Le 29 mars 2022, le général Éric Vidaud, directeur du Renseignement militaire français, a été mis à pied. Aucune explication officielle n’a été donnée. Il semble qu’en réalité, le général Viaud avait déployé des hommes sur instruction directe de l’état-major particulier du président Macron, en 2021 lorsqu’il était commandant des opérations spéciales, pour encadrer le régiment bandériste Azov. Immédiatement, cinq hélicoptères ukrainiens ont tenté de fuir Marioupol, le fief du régiment Azov. Deux ont été abattus le 30 mars. Les survivants ont été faits prisonniers par l’armée russe. Ils ont immédiatement parlé. Les soldats du Commandement des opérations spéciales sont placés pour toutes les questions logistiques sous les ordres du chef d’état-major des armées, le général Thierry Burkhard, mais ils tiennent leurs ordres directement du chef des armées, le président Emmanuel Macron.
Les relations entre les présidents Macron et Poutine se sont brutalement refroidies.
Comment la propagande de guerre masque la réalité
En France l’État dispose de France Télévisions pour sa propre population, France 2 étant la chaîne la plus regardée, et de France Médias Monde pour l’étranger. Ce dernier groupe dépend directement du ministère des Affaires étrangères et diffuse France 24 en plusieurs langues.
- Anne-Sophie Lapix interviewant Andriy Sadovy pour France 2 sans remarquer que c’est un oligarque bandériste, c’est un peu comme si elle avait interrogé le ministre de la Propagande du IIIe Reich, Joseph Goebbels, sans remarquer qu’il était nazi.
Pour commencer, France 2 proposa un journal en direct depuis Lviv (Ukraine) présenté par sa star, Anne-Sophie Lapix, le 14 mars 2022 [6]. Ce journal réunit chaque jour un peu plus de 20 % du public. Le jeune femme montra quantité de destructions et de réfugiés traumatisés. Elle se promena dans la ville, mais ne remarqua pas l’imposant monument élevé à la mémoire de Stepan Bandera, le chef des collaborateurs ukrainiens des nazis. Elle interrogea aussi le maire de Lviv, Andriy Sadovy, sans expliquer que c’est un des principaux oligarques du pays. Elle ne lui posa pas de questions sur son groupe de médias, dont sa femme est la directrice. Elle ne l’interrogea donc pas sur les propos tenus la vielle sur sa chaîne, 24 Канал, appelant à tuer tous les Russes, femmes et enfants compris selon la méthode préconisée par le SS Adolf Eichman [7]. À aucun moment, il n’était précisé que cette émission était une initiative de l’oligarque bandériste Andriy Sadovy et de sa femme, tous deux anciens clients le l’agence Publicis d’Arthur Sadoun, l’époux d’Anne-Sophie Lapix.

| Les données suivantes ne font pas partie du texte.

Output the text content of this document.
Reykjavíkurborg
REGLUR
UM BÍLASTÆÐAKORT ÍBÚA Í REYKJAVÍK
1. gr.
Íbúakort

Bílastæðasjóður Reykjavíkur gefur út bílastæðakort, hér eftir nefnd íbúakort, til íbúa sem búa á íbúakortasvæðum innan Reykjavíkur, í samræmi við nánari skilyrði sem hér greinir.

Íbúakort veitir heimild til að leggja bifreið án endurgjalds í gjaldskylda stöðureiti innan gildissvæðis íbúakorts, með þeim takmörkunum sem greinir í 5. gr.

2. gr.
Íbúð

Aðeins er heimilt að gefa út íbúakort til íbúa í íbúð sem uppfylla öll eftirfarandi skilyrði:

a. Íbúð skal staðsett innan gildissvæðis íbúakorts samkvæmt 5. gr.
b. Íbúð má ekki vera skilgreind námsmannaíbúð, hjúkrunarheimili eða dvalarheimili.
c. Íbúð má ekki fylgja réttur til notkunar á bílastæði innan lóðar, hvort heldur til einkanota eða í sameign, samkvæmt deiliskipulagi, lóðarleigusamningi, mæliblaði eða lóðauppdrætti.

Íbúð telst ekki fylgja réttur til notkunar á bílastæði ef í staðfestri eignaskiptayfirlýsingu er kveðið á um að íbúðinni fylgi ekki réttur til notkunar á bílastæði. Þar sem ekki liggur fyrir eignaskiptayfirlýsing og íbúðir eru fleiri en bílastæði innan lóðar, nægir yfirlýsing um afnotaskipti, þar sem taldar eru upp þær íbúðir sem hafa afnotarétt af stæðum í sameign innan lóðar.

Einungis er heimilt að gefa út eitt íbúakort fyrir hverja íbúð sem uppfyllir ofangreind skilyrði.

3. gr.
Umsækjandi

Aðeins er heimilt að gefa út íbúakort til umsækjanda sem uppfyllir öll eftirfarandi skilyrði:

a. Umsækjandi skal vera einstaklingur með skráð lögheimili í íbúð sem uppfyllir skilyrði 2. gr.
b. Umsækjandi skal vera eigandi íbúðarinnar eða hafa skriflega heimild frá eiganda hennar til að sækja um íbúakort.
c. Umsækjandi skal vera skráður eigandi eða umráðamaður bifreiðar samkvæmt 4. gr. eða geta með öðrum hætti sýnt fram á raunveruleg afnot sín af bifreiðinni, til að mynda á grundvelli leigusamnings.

Le téléspectateur qui ignore les hommages ukrainiens aux nazis et les exhortations à suivre leur exemple ne peut que pleurer devant l’accumulation de souffrances qui lui était montrée. Il ne peut douter que les Russes soient des menteurs et des criminels et que les Ukrainiens en général soient des victimes innocentes.
- Le journaliste tatar Fakhrudin Sharafmal s’adresse aux Russes, le 13 mars 2022, sur la chaîne du maire de Lviv : « Vous êtes des détritus qui doivent être balayés de la surface de la planète. Si un Ukrainien a la chance de broyer vos os, de fendre vos gorges, d’étouffer des Ruskofs, j’espère qu’il saisira sa chance de poser sa contribution à la cause et tuera au moins l’un d’entre vous. »
Le 25 mars, France 24 en anglais, dans sa rubrique Truth or Fake (« Vérité ou Mensonge »), rendait compte de l’interview du ministre britannique de la Défense Ben Wallace par des humoristes russes. Suivant les instructions du cabinet de Boris Johnson, la chaîne de télévision du ministère français des Affaires étrangères brocardait ses déclarations sur la bombe atomique pour mieux occulter celles sur l’inefficacité de ses armes antichars et surtout celles sur la présence d’instructeurs militaires britanniques en Ukraine depuis plusieurs années. La journaliste présentait les humoristes comme des youtubeurs, alors qu’ils travaillent pour la chaîne NTV ce qui lui permettait de ne pas relater qu’ils sont censurés sur YouTube au pays du 1er amendement et de la liberté d’expression. Cette rubrique était réalisée par le journaliste Catalina Marchant de Abreu, spécialiste de la démystification des informations biaisées (debunking of fake news) (sic).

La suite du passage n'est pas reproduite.